Pour éviter des ruptures dans la prise en charge des parents à ce moment, la proposition de loi prévoit désormais que le délai de carence habituellement applicable pour le versement des indemnités journalières de la sécurité sociale est supprimé pour le premier arrêt survenant dans les treize semaines suivant le décès. Je m’engage à ce que le délai de carence applicable concernant le versement du complément employeur soit lui aussi supprimé dans les mêmes conditions.
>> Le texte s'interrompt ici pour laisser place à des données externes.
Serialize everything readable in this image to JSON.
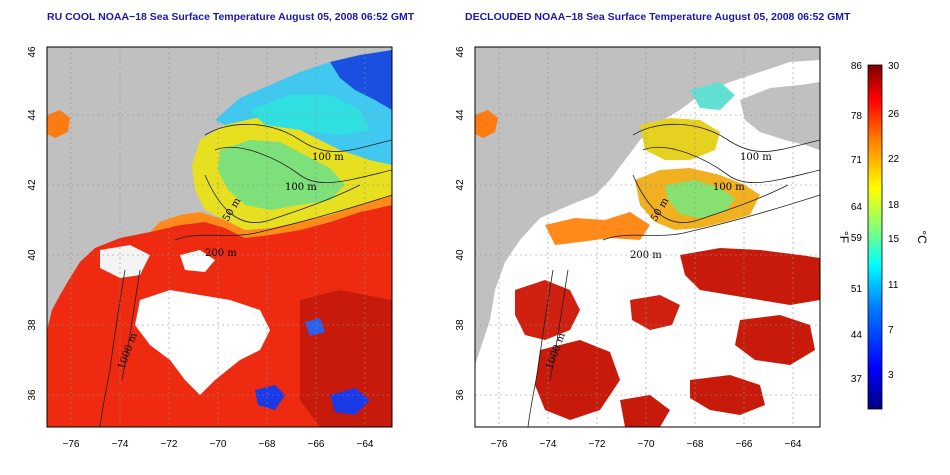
{
  "panels": [
    {
      "id": "left",
      "title": "RU COOL NOAA−18 Sea Surface Temperature August 05, 2008 06:52 GMT",
      "contour_labels": [
        "100 m",
        "100 m",
        "50 m",
        "200 m",
        "1000 m"
      ]
    },
    {
      "id": "right",
      "title": "DECLOUDED NOAA−18 Sea Surface Temperature August 05, 2008 06:52 GMT",
      "contour_labels": [
        "100 m",
        "100 m",
        "50 m",
        "200 m",
        "1000 m"
      ]
    }
  ],
  "axes": {
    "lon_ticks": [
      "−76",
      "−74",
      "−72",
      "−70",
      "−68",
      "−66",
      "−64"
    ],
    "lat_ticks": [
      "46",
      "44",
      "42",
      "40",
      "38",
      "36"
    ]
  },
  "colorbar": {
    "fahrenheit_ticks": [
      "86",
      "78",
      "71",
      "64",
      "59",
      "51",
      "44",
      "37"
    ],
    "celsius_ticks": [
      "30",
      "26",
      "22",
      "18",
      "15",
      "11",
      "7",
      "3"
    ],
    "left_unit": "°F",
    "right_unit": "°C",
    "colors": [
      "#000080",
      "#0000ff",
      "#0080ff",
      "#00ffff",
      "#80ff80",
      "#ffff00",
      "#ff8000",
      "#ff0000",
      "#800000"
    ]
  },
  "colors": {
    "land": "#c0c0c0",
    "cloud_left": "#ffffff",
    "title": "#1a1aa6",
    "grid": "#909090"
  }
}
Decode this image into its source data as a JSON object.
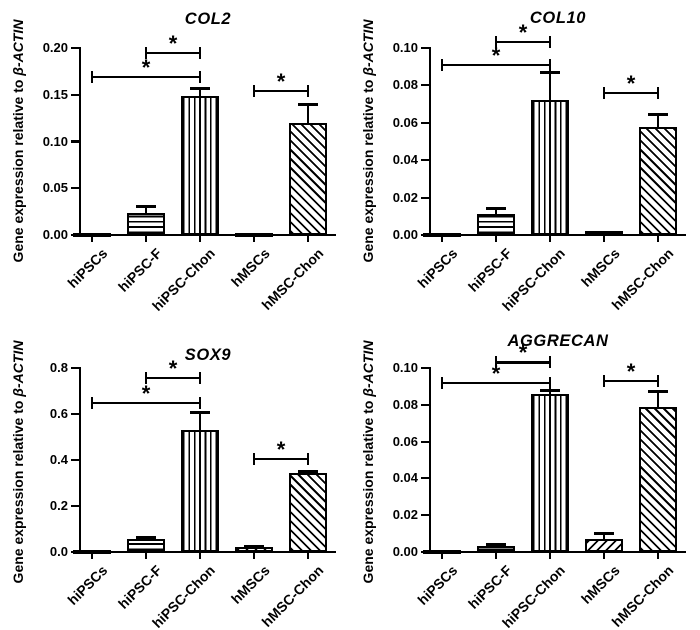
{
  "figure": {
    "ylabel_prefix": "Gene expression relative to ",
    "ylabel_italic": "β-ACTIN",
    "sig_symbol": "*",
    "categories": [
      "hiPSCs",
      "hiPSC-F",
      "hiPSC-Chon",
      "hMSCs",
      "hMSC-Chon"
    ],
    "colors": {
      "foreground": "#000000",
      "background": "#ffffff"
    }
  },
  "chart_data": [
    {
      "type": "bar",
      "title": "COL2",
      "ylabel": "Gene expression relative to β-ACTIN",
      "categories": [
        "hiPSCs",
        "hiPSC-F",
        "hiPSC-Chon",
        "hMSCs",
        "hMSC-Chon"
      ],
      "values": [
        0.001,
        0.023,
        0.149,
        0.001,
        0.12
      ],
      "errors_plus": [
        0,
        0.007,
        0.008,
        0,
        0.02
      ],
      "patterns": [
        "solid",
        "hstripe",
        "vstripe",
        "fdiag",
        "bdiag"
      ],
      "ylim": [
        0,
        0.2
      ],
      "grid": false,
      "yticks": {
        "values": [
          0,
          0.05,
          0.1,
          0.15,
          0.2
        ],
        "labels": [
          "0.00",
          "0.05",
          "0.10",
          "0.15",
          "0.20"
        ]
      },
      "significance": [
        {
          "i1": 1,
          "i2": 2,
          "y": 0.195,
          "label": "*"
        },
        {
          "i1": 0,
          "i2": 2,
          "y": 0.169,
          "label": "*"
        },
        {
          "i1": 3,
          "i2": 4,
          "y": 0.154,
          "label": "*"
        }
      ]
    },
    {
      "type": "bar",
      "title": "COL10",
      "ylabel": "Gene expression relative to β-ACTIN",
      "categories": [
        "hiPSCs",
        "hiPSC-F",
        "hiPSC-Chon",
        "hMSCs",
        "hMSC-Chon"
      ],
      "values": [
        0.001,
        0.011,
        0.072,
        0.002,
        0.058
      ],
      "errors_plus": [
        0,
        0.003,
        0.015,
        0,
        0.0065
      ],
      "patterns": [
        "solid",
        "hstripe",
        "vstripe",
        "fdiag",
        "bdiag"
      ],
      "ylim": [
        0,
        0.1
      ],
      "grid": false,
      "yticks": {
        "values": [
          0,
          0.02,
          0.04,
          0.06,
          0.08,
          0.1
        ],
        "labels": [
          "0.00",
          "0.02",
          "0.04",
          "0.06",
          "0.08",
          "0.10"
        ]
      },
      "significance": [
        {
          "i1": 1,
          "i2": 2,
          "y": 0.103,
          "label": "*"
        },
        {
          "i1": 0,
          "i2": 2,
          "y": 0.091,
          "label": "*"
        },
        {
          "i1": 3,
          "i2": 4,
          "y": 0.076,
          "label": "*"
        }
      ]
    },
    {
      "type": "bar",
      "title": "SOX9",
      "ylabel": "Gene expression relative to β-ACTIN",
      "categories": [
        "hiPSCs",
        "hiPSC-F",
        "hiPSC-Chon",
        "hMSCs",
        "hMSC-Chon"
      ],
      "values": [
        0.005,
        0.055,
        0.53,
        0.02,
        0.345
      ],
      "errors_plus": [
        0,
        0.008,
        0.075,
        0.005,
        0.005
      ],
      "patterns": [
        "solid",
        "hstripe",
        "vstripe",
        "fdiag",
        "bdiag"
      ],
      "ylim": [
        0,
        0.8
      ],
      "grid": false,
      "yticks": {
        "values": [
          0,
          0.2,
          0.4,
          0.6,
          0.8
        ],
        "labels": [
          "0.0",
          "0.2",
          "0.4",
          "0.6",
          "0.8"
        ]
      },
      "significance": [
        {
          "i1": 1,
          "i2": 2,
          "y": 0.757,
          "label": "*"
        },
        {
          "i1": 0,
          "i2": 2,
          "y": 0.648,
          "label": "*"
        },
        {
          "i1": 3,
          "i2": 4,
          "y": 0.404,
          "label": "*"
        }
      ]
    },
    {
      "type": "bar",
      "title": "AGGRECAN",
      "ylabel": "Gene expression relative to β-ACTIN",
      "categories": [
        "hiPSCs",
        "hiPSC-F",
        "hiPSC-Chon",
        "hMSCs",
        "hMSC-Chon"
      ],
      "values": [
        0.001,
        0.003,
        0.086,
        0.007,
        0.079
      ],
      "errors_plus": [
        0,
        0.001,
        0.002,
        0.003,
        0.008
      ],
      "patterns": [
        "solid",
        "hstripe",
        "vstripe",
        "fdiag",
        "bdiag"
      ],
      "ylim": [
        0,
        0.1
      ],
      "grid": false,
      "yticks": {
        "values": [
          0,
          0.02,
          0.04,
          0.06,
          0.08,
          0.1
        ],
        "labels": [
          "0.00",
          "0.02",
          "0.04",
          "0.06",
          "0.08",
          "0.10"
        ]
      },
      "significance": [
        {
          "i1": 1,
          "i2": 2,
          "y": 0.103,
          "label": "*"
        },
        {
          "i1": 0,
          "i2": 2,
          "y": 0.092,
          "label": "*"
        },
        {
          "i1": 3,
          "i2": 4,
          "y": 0.093,
          "label": "*"
        }
      ]
    }
  ]
}
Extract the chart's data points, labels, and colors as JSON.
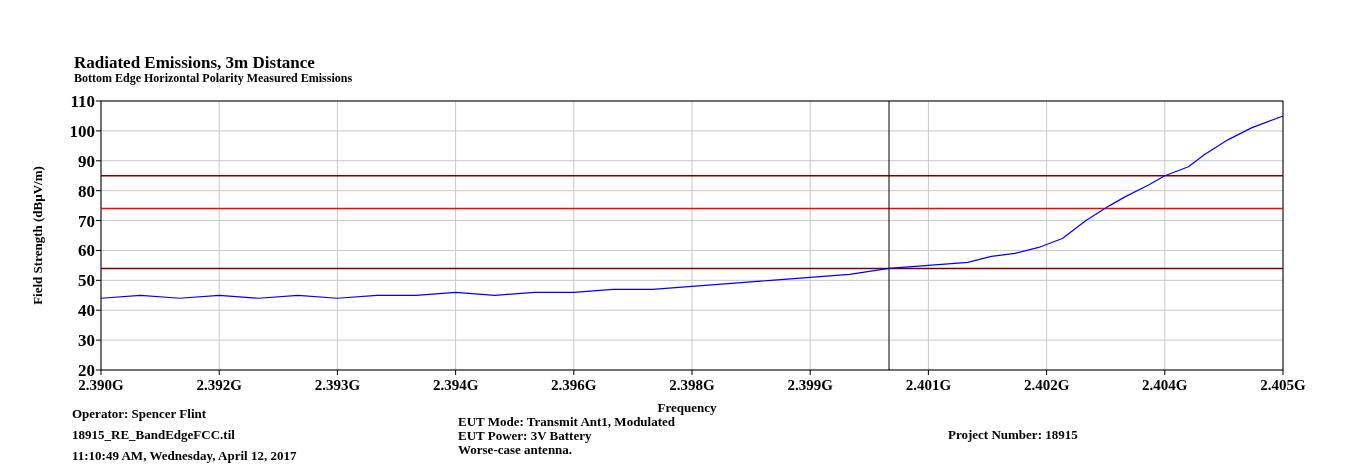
{
  "chart_data": {
    "type": "line",
    "title": "Radiated Emissions, 3m Distance",
    "subtitle": "Bottom Edge Horizontal Polarity Measured Emissions",
    "xlabel": "Frequency",
    "ylabel": "Field Strength (dBµV/m)",
    "xlim": [
      2.39,
      2.405
    ],
    "ylim": [
      20,
      110
    ],
    "xticks": [
      {
        "value": 2.39,
        "label": "2.390G"
      },
      {
        "value": 2.3915,
        "label": "2.392G"
      },
      {
        "value": 2.393,
        "label": "2.393G"
      },
      {
        "value": 2.3945,
        "label": "2.394G"
      },
      {
        "value": 2.396,
        "label": "2.396G"
      },
      {
        "value": 2.3975,
        "label": "2.398G"
      },
      {
        "value": 2.399,
        "label": "2.399G"
      },
      {
        "value": 2.4005,
        "label": "2.401G"
      },
      {
        "value": 2.402,
        "label": "2.402G"
      },
      {
        "value": 2.4035,
        "label": "2.404G"
      },
      {
        "value": 2.405,
        "label": "2.405G"
      }
    ],
    "yticks": [
      20,
      30,
      40,
      50,
      60,
      70,
      80,
      90,
      100,
      110
    ],
    "grid": true,
    "marker": "none",
    "line_style": "solid",
    "series": [
      {
        "color": "#0000ff",
        "x": [
          2.39,
          2.3905,
          2.391,
          2.3915,
          2.392,
          2.3925,
          2.393,
          2.3935,
          2.394,
          2.3945,
          2.395,
          2.3955,
          2.396,
          2.3965,
          2.397,
          2.3975,
          2.398,
          2.3985,
          2.399,
          2.3995,
          2.4,
          2.4005,
          2.401,
          2.4013,
          2.4016,
          2.4019,
          2.402,
          2.4022,
          2.4025,
          2.4028,
          2.403,
          2.4033,
          2.4035,
          2.4038,
          2.404,
          2.4043,
          2.4046,
          2.4048,
          2.405
        ],
        "values": [
          44,
          45,
          44,
          45,
          44,
          45,
          44,
          45,
          45,
          46,
          45,
          46,
          46,
          47,
          47,
          48,
          49,
          50,
          51,
          52,
          54,
          55,
          56,
          58,
          59,
          61,
          62,
          64,
          70,
          75,
          78,
          82,
          85,
          88,
          92,
          97,
          101,
          103,
          105
        ]
      }
    ],
    "ref_lines": [
      {
        "axis": "y",
        "value": 85,
        "color": "#800000"
      },
      {
        "axis": "y",
        "value": 74,
        "color": "#ff0000"
      },
      {
        "axis": "y",
        "value": 54,
        "color": "#800000"
      },
      {
        "axis": "x",
        "value": 2.4,
        "color": "#000000"
      }
    ],
    "annotations": [
      "Operator: Spencer Flint",
      "18915_RE_BandEdgeFCC.til",
      "11:10:49 AM, Wednesday, April 12, 2017",
      "EUT Mode: Transmit Ant1, Modulated",
      "EUT Power: 3V Battery",
      "Worse-case antenna.",
      "Project Number: 18915"
    ]
  }
}
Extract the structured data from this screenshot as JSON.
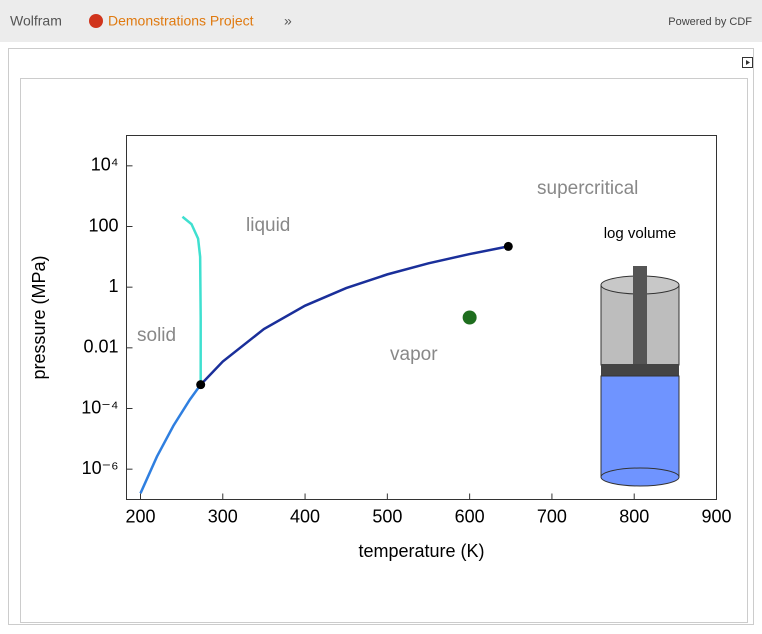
{
  "header": {
    "brand": "Wolfram",
    "project": "Demonstrations Project",
    "arrow": "»",
    "powered": "Powered by CDF"
  },
  "chart_data": {
    "type": "line",
    "xlabel": "temperature (K)",
    "ylabel": "pressure (MPa)",
    "xlim": [
      183,
      900
    ],
    "ylim": [
      1e-07,
      100000
    ],
    "ylog": true,
    "grid": false,
    "xticks": [
      200,
      300,
      400,
      500,
      600,
      700,
      800,
      900
    ],
    "yticks": [
      {
        "value": 10000,
        "label": "10⁴"
      },
      100,
      1,
      0.01,
      {
        "value": 0.0001,
        "label": "10⁻⁴"
      },
      {
        "value": 1e-06,
        "label": "10⁻⁶"
      }
    ],
    "series": [
      {
        "style": "line",
        "color": "#2f7fe0",
        "x": [
          200,
          220,
          240,
          260,
          273.16
        ],
        "values": [
          1.6e-07,
          2.6e-06,
          2.7e-05,
          0.000196,
          0.000611
        ]
      },
      {
        "style": "line",
        "color": "#1a2f9a",
        "x": [
          273.16,
          300,
          350,
          400,
          450,
          500,
          550,
          600,
          647
        ],
        "values": [
          0.000611,
          0.00354,
          0.0417,
          0.2456,
          0.932,
          2.64,
          6.12,
          12.34,
          22.06
        ]
      },
      {
        "style": "line",
        "color": "#3fe0d0",
        "x": [
          273.16,
          273.15,
          272.5,
          270,
          262,
          251
        ],
        "values": [
          0.000611,
          0.1,
          10,
          40,
          120,
          210
        ]
      },
      {
        "style": "point",
        "color": "#000000",
        "x": [
          273.16,
          647
        ],
        "values": [
          0.000611,
          22.06
        ]
      },
      {
        "style": "point",
        "color": "#1e6e1e",
        "x": [
          600
        ],
        "values": [
          0.1
        ]
      }
    ],
    "annotations": [
      "solid",
      "liquid",
      "vapor",
      "supercritical"
    ],
    "inset_label": "log volume"
  }
}
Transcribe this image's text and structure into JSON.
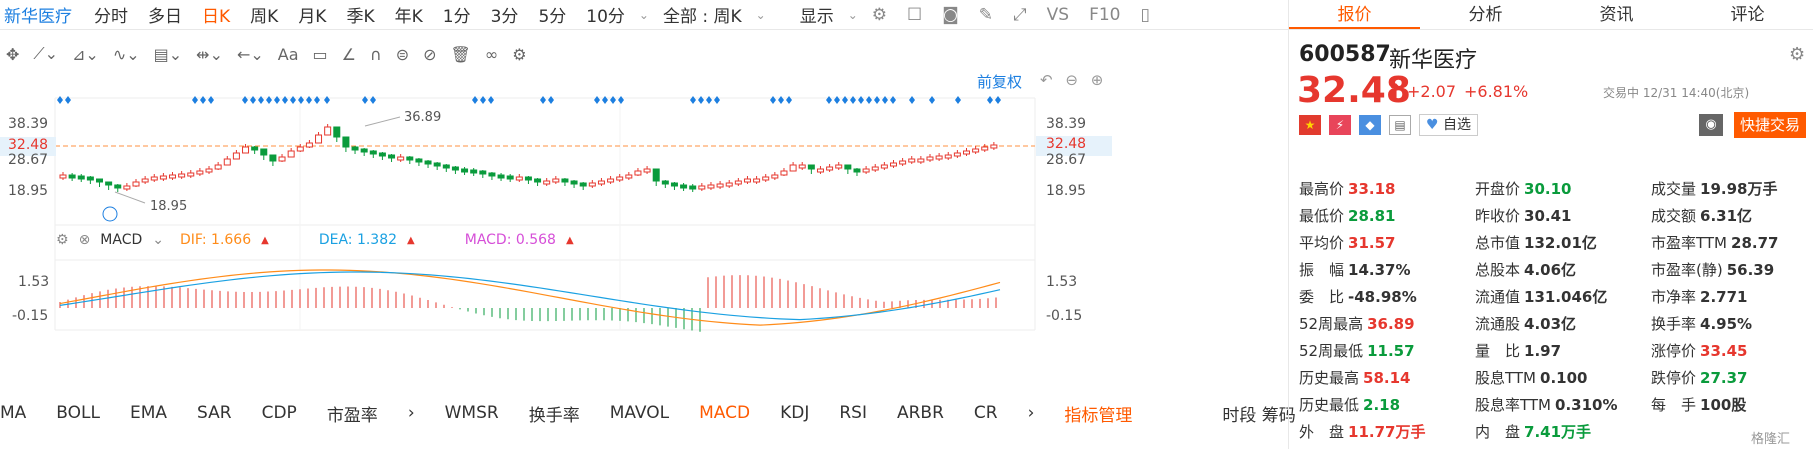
{
  "topbar": {
    "symbol": "新华医疗",
    "periods": [
      {
        "label": "分时",
        "active": false
      },
      {
        "label": "多日",
        "active": false
      },
      {
        "label": "日K",
        "active": true
      },
      {
        "label": "周K",
        "active": false
      },
      {
        "label": "月K",
        "active": false
      },
      {
        "label": "季K",
        "active": false
      },
      {
        "label": "年K",
        "active": false
      },
      {
        "label": "1分",
        "active": false
      },
      {
        "label": "3分",
        "active": false
      },
      {
        "label": "5分",
        "active": false
      },
      {
        "label": "10分",
        "active": false
      }
    ],
    "scope": "全部 : 周K",
    "display": "显示",
    "vs_label": "VS",
    "f10_label": "F10"
  },
  "chart_area": {
    "adjust_label": "前复权",
    "price_axis": [
      "38.39",
      "32.48",
      "28.67",
      "18.95"
    ],
    "current_price_tag": "32.48",
    "high_annotation": "36.89",
    "low_annotation": "18.95",
    "macd_header": {
      "name": "MACD",
      "dif": "DIF: 1.666",
      "dea": "DEA: 1.382",
      "macd": "MACD: 0.568"
    },
    "macd_axis": [
      "1.53",
      "-0.15"
    ]
  },
  "indicator_bar": {
    "items": [
      {
        "label": "MA",
        "active": false
      },
      {
        "label": "BOLL",
        "active": false
      },
      {
        "label": "EMA",
        "active": false
      },
      {
        "label": "SAR",
        "active": false
      },
      {
        "label": "CDP",
        "active": false
      },
      {
        "label": "市盈率",
        "active": false
      },
      {
        "label": "WMSR",
        "active": false
      },
      {
        "label": "换手率",
        "active": false
      },
      {
        "label": "MAVOL",
        "active": false
      },
      {
        "label": "MACD",
        "active": true
      },
      {
        "label": "KDJ",
        "active": false
      },
      {
        "label": "RSI",
        "active": false
      },
      {
        "label": "ARBR",
        "active": false
      },
      {
        "label": "CR",
        "active": false
      }
    ],
    "manage": "指标管理",
    "right": "时段 筹码"
  },
  "quote": {
    "tabs": [
      "报价",
      "分析",
      "资讯",
      "评论"
    ],
    "code": "600587",
    "name": "新华医疗",
    "price": "32.48",
    "change": "+2.07",
    "change_pct": "+6.81%",
    "status": "交易中 12/31 14:40(北京)",
    "watch": "自选",
    "trade": "快捷交易",
    "fields": [
      {
        "label": "最高价",
        "value": "33.18",
        "color": "red"
      },
      {
        "label": "开盘价",
        "value": "30.10",
        "color": "green"
      },
      {
        "label": "成交量",
        "value": "19.98万手",
        "color": ""
      },
      {
        "label": "最低价",
        "value": "28.81",
        "color": "green"
      },
      {
        "label": "昨收价",
        "value": "30.41",
        "color": ""
      },
      {
        "label": "成交额",
        "value": "6.31亿",
        "color": ""
      },
      {
        "label": "平均价",
        "value": "31.57",
        "color": "red"
      },
      {
        "label": "总市值",
        "value": "132.01亿",
        "color": ""
      },
      {
        "label": "市盈率TTM",
        "value": "28.77",
        "color": ""
      },
      {
        "label": "振　幅",
        "value": "14.37%",
        "color": ""
      },
      {
        "label": "总股本",
        "value": "4.06亿",
        "color": ""
      },
      {
        "label": "市盈率(静)",
        "value": "56.39",
        "color": ""
      },
      {
        "label": "委　比",
        "value": "-48.98%",
        "color": ""
      },
      {
        "label": "流通值",
        "value": "131.046亿",
        "color": ""
      },
      {
        "label": "市净率",
        "value": "2.771",
        "color": ""
      },
      {
        "label": "52周最高",
        "value": "36.89",
        "color": "red"
      },
      {
        "label": "流通股",
        "value": "4.03亿",
        "color": ""
      },
      {
        "label": "换手率",
        "value": "4.95%",
        "color": ""
      },
      {
        "label": "52周最低",
        "value": "11.57",
        "color": "green"
      },
      {
        "label": "量　比",
        "value": "1.97",
        "color": ""
      },
      {
        "label": "涨停价",
        "value": "33.45",
        "color": "red"
      },
      {
        "label": "历史最高",
        "value": "58.14",
        "color": "red"
      },
      {
        "label": "股息TTM",
        "value": "0.100",
        "color": ""
      },
      {
        "label": "跌停价",
        "value": "27.37",
        "color": "green"
      },
      {
        "label": "历史最低",
        "value": "2.18",
        "color": "green"
      },
      {
        "label": "股息率TTM",
        "value": "0.310%",
        "color": ""
      },
      {
        "label": "每　手",
        "value": "100股",
        "color": ""
      },
      {
        "label": "外　盘",
        "value": "11.77万手",
        "color": "red"
      },
      {
        "label": "内　盘",
        "value": "7.41万手",
        "color": "green"
      },
      {
        "label": "",
        "value": "",
        "color": ""
      }
    ],
    "watermark": "格隆汇"
  }
}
Je prendrai un décret en ce sens dès l’entrée en vigueur de la proposition de loi.

Le deuxième axe est le renforcement de la protection des salariés et l’amélioration des conditions de leur retour à l’emploi.

Je salue ainsi l’instauration, sur le modèle des dispositions protégeant les mères après un congé de maternité, d’une mesure de protection contre le licenciement pour les salariés pendant un délai de treize semaines suivant le décès de l’enfant.

De même, le maintien du mécanisme de don de jours de repos entre salariés, porté par la députée Sereine Mauborgne et voté à l’Assemblée, permettra d’ouvrir une modalité de concrétisation de l’élan de solidarité qui s’exprime entre collègues lors de ces événements tragiques.

Si les mesures de précision relevant du champ de la négociation ont été écartées de la proposition de loi, je tiens à souligner à cette tribune les attentes fortes exprimées par les associations vis-à-vis des partenaires sociaux, notamment en matière de retour à l’emploi des parents endeuillés.

La mobilisation des partenaires sociaux dans le cadre d’accords d’entreprise ou de branche, constituera un maillon complémentaire à la réponse apportée par l’État, que ce soit en matière de prolongement des aides liées à l’enfant, de création d’une allocation pour les frais d’obsèques ou du renforcement de l’accompagnement psychologique.

Je me réjouis de l’adoption, à l’unanimité de la commission, de ces mesures sans précédent, qui constitueront dès leur promulgation des droits concrets pour les familles endeuillées. Nous porterons ces nouveaux droits à l’échelle européenne.